What a recession would mean for Apple Stock


Apple’s financial performance has been strong over the past two years, driven by growing demand for computing devices as the trend towards remote working and learning accelerated during the pandemic. For perspective, in FY’21, Apple
revenue was up around 40% from 2019 levels, driven by surging sales of iPhones, Macs and services. Apple’s margins also increased significantly, with FY22 second-quarter gross margins of 43.7%, driven by a more favorable product mix, higher services sales and growing volumes. up from around 38% in fiscal 2019. However, investors are worried about whether the momentum will continue. The US economy could be heading into a recession as the Federal Reserve raises interest rates at a more aggressive pace to rein in rising inflation. The central bank just hiked 0.75% last week, its highest level since 1994, and more similar hikes are likely in the coming months. Consumer confidence is also down as soaring prices for energy, groceries and real estate eat away at household budgets. Apple stock is already pricing in some of the economic pain, with the stock remaining down around 28% year-to-date.

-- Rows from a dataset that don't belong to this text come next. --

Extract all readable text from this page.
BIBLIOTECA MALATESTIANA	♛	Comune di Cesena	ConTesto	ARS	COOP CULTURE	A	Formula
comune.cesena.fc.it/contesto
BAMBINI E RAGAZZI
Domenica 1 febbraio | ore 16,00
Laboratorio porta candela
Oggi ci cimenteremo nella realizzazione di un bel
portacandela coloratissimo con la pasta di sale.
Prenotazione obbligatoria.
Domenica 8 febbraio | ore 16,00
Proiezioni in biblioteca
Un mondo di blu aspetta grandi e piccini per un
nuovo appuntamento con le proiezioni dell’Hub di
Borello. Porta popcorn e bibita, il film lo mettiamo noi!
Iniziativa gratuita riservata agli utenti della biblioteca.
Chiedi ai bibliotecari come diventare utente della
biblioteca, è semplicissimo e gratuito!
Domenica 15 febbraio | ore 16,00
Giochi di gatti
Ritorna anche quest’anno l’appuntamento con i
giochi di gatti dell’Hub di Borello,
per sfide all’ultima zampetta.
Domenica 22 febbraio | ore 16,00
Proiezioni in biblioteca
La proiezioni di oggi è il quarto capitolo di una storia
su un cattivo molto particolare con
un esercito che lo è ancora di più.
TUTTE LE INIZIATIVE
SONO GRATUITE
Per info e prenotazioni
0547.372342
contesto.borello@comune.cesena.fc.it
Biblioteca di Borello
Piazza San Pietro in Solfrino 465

So how will a potential recession affect Apple? Demand for consumer electronics companies is driven by discretionary spending, which could decline if the economy deteriorates. Apple could see some pressure on its sales as people are likely to delay purchases of the company’s increasingly expensive products. Also, unlike the Great Recession of 2008 in which the company navigated with relative ease when the iPhone was just launched at that time, Apple’s core smartphone market is increasingly saturated, the company leveraging price increases and its ecosystem effect to drive sales. That said, there are a few trends that could help Apple’s business perform better than its peers. Apple’s fast-growing services business represents a greater combination of sales and earnings and we expect this business to do well even in a recession. Wireless carriers are also likely to support iPhone sales, through discounts and promotions, as they seek to attract more customers to their 5G networks. Moreover, economic indicators do not point to a very deep recession this time around, with household savings increasing after the pandemic and banks also remaining well capitalized.

We think Apple stock remains a good value at its current market price of around $132 per share, trading at around 21 times forward earnings. That’s well below the 31x multiple seen in 2021 and 38x in 2020. Additionally, Apple’s strong balance sheet, with over $190 billion in cash, along with its stock buybacks, could allow stocks held up better than the broader Nasdaq index through a recession. We have a valuation of $179 per share for Apple, nearly 35% ahead of the current market price. See our analysis on Apple rating: Are AAPL shares expensive or cheap? for a look at what drives our price estimate for Apple. See also our analysis of Apple revenue for more details on the company’s main sources of revenue and their evolution.

Stock prices have fallen precipitously across all sectors over the past few months and we are now in a bear market for the first time since March 2020, when the Covid-19 outbreak triggered a stock market crash. We capture key Dow Jones trends during and after major stock market crashes in our interactive dashboard analysis,’Comparison of stock market crashes.’